Furthermore, an unwinding of the country’s massive credit bubble threatens to destabilize the banking sector, which Kyle Bass says will need an enormous recapitalization once NPLs are realized. That, in turn will put further pressure on the currency, which should fall by between 30% and 40% Bass reckons

Against this backdrop China is desperately clinging to the notion that Beijing can navigate the increasingly troubled waters without careening into crisis.

Downside risks are “relatively big,” National Development and Reform Commission Chairman Xu Shaoshi admitted, earlier this month, but that won’t sop the economy from growing at a healthy clip, he says. Authorities, he continued, will move to curb overcapacity in an effort to root out misallocated capital and that will invariably lead to job losses, but there are no threats to social stability.

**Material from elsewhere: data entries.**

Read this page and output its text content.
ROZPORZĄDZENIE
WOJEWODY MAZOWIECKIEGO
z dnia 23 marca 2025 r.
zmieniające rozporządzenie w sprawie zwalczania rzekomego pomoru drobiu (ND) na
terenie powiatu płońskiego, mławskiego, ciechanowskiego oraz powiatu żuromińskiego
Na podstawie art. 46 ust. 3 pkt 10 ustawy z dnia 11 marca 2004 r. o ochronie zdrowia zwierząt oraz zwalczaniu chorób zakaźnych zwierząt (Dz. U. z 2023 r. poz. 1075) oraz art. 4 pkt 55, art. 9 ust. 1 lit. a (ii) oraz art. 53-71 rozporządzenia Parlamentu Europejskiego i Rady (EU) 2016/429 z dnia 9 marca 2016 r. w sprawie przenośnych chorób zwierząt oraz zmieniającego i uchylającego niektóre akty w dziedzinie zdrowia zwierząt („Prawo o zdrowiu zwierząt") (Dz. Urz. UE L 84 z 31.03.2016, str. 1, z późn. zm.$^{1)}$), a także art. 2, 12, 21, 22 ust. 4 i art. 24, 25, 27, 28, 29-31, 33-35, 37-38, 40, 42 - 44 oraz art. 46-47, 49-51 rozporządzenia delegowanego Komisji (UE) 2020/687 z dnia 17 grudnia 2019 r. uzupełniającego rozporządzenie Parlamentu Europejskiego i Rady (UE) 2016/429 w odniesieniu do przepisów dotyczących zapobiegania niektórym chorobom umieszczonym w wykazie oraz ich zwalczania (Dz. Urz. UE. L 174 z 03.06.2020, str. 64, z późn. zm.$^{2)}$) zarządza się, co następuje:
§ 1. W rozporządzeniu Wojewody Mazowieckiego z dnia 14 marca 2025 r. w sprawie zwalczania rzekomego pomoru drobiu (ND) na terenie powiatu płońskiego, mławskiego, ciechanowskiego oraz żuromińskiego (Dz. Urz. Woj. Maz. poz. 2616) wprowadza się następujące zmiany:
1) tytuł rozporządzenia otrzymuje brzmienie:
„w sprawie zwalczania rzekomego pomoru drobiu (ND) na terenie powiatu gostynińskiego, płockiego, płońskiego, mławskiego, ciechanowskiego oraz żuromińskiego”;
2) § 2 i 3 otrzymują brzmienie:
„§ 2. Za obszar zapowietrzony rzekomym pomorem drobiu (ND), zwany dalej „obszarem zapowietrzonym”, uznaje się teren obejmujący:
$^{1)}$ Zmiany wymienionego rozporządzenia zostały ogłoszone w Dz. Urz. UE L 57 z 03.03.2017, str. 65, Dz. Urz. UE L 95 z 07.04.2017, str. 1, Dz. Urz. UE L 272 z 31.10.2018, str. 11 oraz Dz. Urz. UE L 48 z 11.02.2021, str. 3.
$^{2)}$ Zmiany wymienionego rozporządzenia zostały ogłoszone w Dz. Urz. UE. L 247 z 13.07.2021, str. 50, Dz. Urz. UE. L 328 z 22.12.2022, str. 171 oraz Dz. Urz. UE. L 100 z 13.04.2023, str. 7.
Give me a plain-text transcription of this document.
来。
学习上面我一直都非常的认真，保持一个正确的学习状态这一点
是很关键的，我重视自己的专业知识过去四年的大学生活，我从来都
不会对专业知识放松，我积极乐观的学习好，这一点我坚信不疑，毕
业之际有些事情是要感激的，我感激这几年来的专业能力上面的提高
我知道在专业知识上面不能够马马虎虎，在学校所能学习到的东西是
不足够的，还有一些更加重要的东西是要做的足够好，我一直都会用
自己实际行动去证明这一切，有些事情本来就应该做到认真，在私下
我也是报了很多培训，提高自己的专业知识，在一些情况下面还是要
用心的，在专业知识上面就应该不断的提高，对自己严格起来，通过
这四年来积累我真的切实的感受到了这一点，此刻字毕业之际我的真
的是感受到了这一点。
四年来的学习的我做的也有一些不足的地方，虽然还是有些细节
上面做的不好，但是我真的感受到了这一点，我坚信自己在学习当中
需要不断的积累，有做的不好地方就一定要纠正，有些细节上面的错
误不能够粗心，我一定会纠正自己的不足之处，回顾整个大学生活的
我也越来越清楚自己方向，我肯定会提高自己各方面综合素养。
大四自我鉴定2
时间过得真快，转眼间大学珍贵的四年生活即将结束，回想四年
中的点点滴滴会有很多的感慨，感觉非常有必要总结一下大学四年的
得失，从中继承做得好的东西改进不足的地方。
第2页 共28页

On Friday, officials stepped up efforts to reassure the market about the state of China’s economic transition. “[China’s] top economic mandarins gathered at a historic Beijing guesthouse to present a unified message on the government’s resolve to create a consumer-driven economy and leave behind China’s old formula of relying on cheap exports abroad and infrastructure investment at home,” WSJ reports. “If we miss the window of opportunity” to push through the structural reforms, we would suffer severe consequences,” said Yang Weimin, a deputy director of the Office of the Central Leading Group for Financial and Economic Affairs.